L'enseignement catholique rejoint le camp des opposants au projet actuel de programme d'éducation à la vie affective, relationnelle et sexuelle, en demandant à son tour que le texte soit "profondément remanié", au moment où la ministre de l'Education affirme pourtant que "la machine est lancée".
"Nous partageons les ambitions" de ce programme, censé être officialisé prochainement, mais "la lecture du document nous amène à formuler de sérieuses réserves", ont indiqué vendredi le secrétariat général de l'Enseignement catholique, qui scolarise près de 20% des élèves du premier et second degrés, et l'Apel (association de parents d'élèves de l'enseignement libre) dans un communiqué.
Ce projet de programme "prend le parti de se substituer à la responsabilité éducative des parents. Nous ne pouvons l'accepter", soulignent-ils. Par ailleurs, "la rigidité d'un programme annualisé" ne permet "pas de s’adapter à la maturation et la singularité de chaque élève", selon eux, et les contenus "doivent rester imperméables à toute influence idéologique".
Pour l'enseignement catholique, il faut arriver à un "texte consensuel", veillant à "une meilleure prise en compte de la singularité des enfants", et à "la reconnaissance de la responsabilité première des parents sur ces sujets".

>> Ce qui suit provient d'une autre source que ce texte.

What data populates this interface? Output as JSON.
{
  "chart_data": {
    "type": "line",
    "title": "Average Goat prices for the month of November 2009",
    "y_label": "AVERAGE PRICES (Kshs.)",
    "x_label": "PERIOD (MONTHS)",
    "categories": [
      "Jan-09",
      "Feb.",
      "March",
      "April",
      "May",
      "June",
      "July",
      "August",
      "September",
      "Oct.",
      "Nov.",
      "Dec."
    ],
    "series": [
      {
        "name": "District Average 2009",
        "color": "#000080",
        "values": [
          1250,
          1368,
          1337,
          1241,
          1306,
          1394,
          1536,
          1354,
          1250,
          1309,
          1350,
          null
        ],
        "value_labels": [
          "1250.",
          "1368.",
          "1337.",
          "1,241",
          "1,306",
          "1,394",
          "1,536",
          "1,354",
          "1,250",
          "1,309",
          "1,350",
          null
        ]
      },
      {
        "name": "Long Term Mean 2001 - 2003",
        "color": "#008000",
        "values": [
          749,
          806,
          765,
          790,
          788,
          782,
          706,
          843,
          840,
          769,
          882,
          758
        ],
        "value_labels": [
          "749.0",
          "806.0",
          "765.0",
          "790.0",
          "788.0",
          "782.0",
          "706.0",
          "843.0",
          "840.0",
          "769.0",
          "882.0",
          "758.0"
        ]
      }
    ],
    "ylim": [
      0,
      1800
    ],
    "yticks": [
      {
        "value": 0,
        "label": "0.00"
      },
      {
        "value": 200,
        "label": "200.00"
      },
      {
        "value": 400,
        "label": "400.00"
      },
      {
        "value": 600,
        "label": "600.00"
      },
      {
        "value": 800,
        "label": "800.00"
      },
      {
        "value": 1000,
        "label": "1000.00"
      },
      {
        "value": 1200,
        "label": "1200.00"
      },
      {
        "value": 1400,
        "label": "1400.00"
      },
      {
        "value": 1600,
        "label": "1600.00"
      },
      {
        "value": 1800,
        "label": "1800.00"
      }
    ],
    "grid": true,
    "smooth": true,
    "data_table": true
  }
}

Cette nouvelle opposition au projet sous sa forme actuelle vient grossir la fronde menée ces dernières semaines par ses détracteurs, dont des organisations conservatrices comme le Syndicat de la Famille, ex-Manif pour tous, rejoints par le ministre délégué (LR) à la Réussite scolaire Alexandre Portier.
Celui-ci a jugé au Sénat que le texte actuel n'était "pas acceptable" en l'état, promettant de "s'engager personnellement pour que la +théorie du genre+", qui nierait les différences sexuelles, "ne trouve pas sa place dans nos écoles".
- "Sujet trop important" -
Le programme d'éducation à la vie affective, relationnelle et sexuelle en préparation, le premier du genre, doit répondre à la loi qui, depuis 2001, rend obligatoire l'éducation sexuelle dans les écoles, collèges et lycées, à raison d'au moins trois séances annuelles, mais est, dans les faits, peu respectée.
Ce projet fait l'objet de concertations depuis mars. Il doit être présenté le 12 décembre au Conseil supérieur de l'éducation (CSE), instance consultative, en vue d'une publication pour la prochaine rentrée.
L'entourage de la ministre de l'Education Anne Genetet a d'abord indiqué mercredi que celle-ci était "alignée" avec Alexandre Portier malgré des expressions différentes. Mais la ministre est ensuite montée au créneau pour défendre la pertinence du futur programme. Elle a publié notamment jeudi une vidéo sur les réseaux sociaux pour "rétablir la vérité face au flot de fausses informations qui circulent" sur ce projet.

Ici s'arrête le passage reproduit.